Jovah set off down the dim hallway that most likely led to the bedrooms of the house. At the end of the hall he found two doors. One lay open to reveal a small bedroom that matched the drab mood of the house perfectly. A man and a woman lay in the bed together in an obvious deep sleep. After quietly closing the door to the first room Jovah turned to the second door, which was left barely ajar, and slowly and silently eased it open. A warmth immediately spread over Jovah’s body that he had not felt in the rest of the house.

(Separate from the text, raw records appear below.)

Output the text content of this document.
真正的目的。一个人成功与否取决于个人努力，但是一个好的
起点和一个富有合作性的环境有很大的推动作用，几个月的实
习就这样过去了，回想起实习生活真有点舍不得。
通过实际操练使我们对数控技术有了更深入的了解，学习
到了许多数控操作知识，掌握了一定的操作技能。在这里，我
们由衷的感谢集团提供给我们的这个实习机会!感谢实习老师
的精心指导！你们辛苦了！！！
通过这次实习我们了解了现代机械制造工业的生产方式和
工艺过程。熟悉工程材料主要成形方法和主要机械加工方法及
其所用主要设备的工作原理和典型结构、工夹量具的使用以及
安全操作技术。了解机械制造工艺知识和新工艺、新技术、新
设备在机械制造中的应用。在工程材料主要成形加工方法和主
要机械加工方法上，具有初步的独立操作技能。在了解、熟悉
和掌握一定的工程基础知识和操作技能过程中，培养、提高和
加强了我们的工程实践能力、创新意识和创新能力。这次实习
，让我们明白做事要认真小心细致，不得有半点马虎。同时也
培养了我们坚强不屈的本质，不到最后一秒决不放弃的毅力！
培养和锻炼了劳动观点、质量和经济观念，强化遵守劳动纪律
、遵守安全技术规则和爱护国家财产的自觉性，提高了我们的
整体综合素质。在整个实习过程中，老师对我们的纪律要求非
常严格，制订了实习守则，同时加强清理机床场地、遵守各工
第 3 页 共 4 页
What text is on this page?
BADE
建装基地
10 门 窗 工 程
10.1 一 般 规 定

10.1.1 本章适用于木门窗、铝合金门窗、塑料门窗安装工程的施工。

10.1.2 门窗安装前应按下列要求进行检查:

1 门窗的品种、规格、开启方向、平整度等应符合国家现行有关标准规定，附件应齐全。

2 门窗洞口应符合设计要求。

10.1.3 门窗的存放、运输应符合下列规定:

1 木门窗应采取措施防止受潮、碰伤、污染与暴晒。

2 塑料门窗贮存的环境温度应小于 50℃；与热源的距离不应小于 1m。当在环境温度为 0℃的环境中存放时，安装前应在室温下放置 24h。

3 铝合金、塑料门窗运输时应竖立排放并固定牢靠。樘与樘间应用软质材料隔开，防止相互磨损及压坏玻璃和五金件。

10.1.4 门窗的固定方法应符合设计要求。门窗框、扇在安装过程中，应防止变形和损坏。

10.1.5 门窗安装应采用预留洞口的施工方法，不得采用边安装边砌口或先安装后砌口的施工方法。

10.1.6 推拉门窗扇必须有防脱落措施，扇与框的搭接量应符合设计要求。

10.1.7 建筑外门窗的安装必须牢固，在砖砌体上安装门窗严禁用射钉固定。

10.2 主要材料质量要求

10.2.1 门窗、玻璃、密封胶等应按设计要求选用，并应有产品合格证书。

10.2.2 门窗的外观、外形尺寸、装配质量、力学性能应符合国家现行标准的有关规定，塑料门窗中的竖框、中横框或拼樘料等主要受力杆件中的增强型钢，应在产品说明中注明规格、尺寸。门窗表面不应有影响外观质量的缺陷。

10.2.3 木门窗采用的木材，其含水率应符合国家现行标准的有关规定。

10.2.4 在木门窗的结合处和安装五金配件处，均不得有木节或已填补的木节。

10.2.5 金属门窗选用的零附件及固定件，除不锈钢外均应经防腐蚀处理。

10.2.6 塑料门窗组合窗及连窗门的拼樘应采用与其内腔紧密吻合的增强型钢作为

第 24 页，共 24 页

He looked around, surveying the room and his eyes feel on a crib over in the corner. Inside lay the first thing that Jovah had come for, a small child, barely a week old. The child lay sleeping on it’s back with only a small semblance of brown hair on his head.
As Jovah stared at the tiny baby, he noticed something that he had not expected, lying at the end of the crib, by the baby’s feet, was a tiny chest, his second object. A brown chest with hand crafted detailing around the lock system that could easily fit in any human hand. It stuck out in the dreary house like a sore thumb. Jovah only needed to stare for a moment for any doubt he had had about the legitimacy of the rumors to completely melt away. He had found what he had come for, and what he had just fought so hard to get.
Jovah began busying himself to get out of the house as fast as he could. He loosened the straps on his knapsack and slipped it off over his shoulders, placing the baby and the chest inside. He then carefully slid open a window and climbed out, landing the garden of number 316. With quiet speediness he made his way to the wall at the sound end of the village where he had been instructed to go. As he drew near there, he saw another hooded figure appear as if out of this air. When he had reached this evaporating man, Jovah quickly showed him the contents of his pack. The man, seeming satisfied with what Jovah had shared with him, placed one hand of Jovah’s shoulder and lifted the other out in front of him with his palm facing the sky. There was a flash of blue light, and then both Jovah and the man were gone as quickly as they had come, almost as though through thin air. The streets of The Groves lay quiet again, and no one knew that Jovah Pree had visited that day. They only knew of an unnamed visitor who had gone through the gates without having his tags checks and then who seemed to disappear into thin air carrying a dark green knapsack, and a five thousand year old treasure.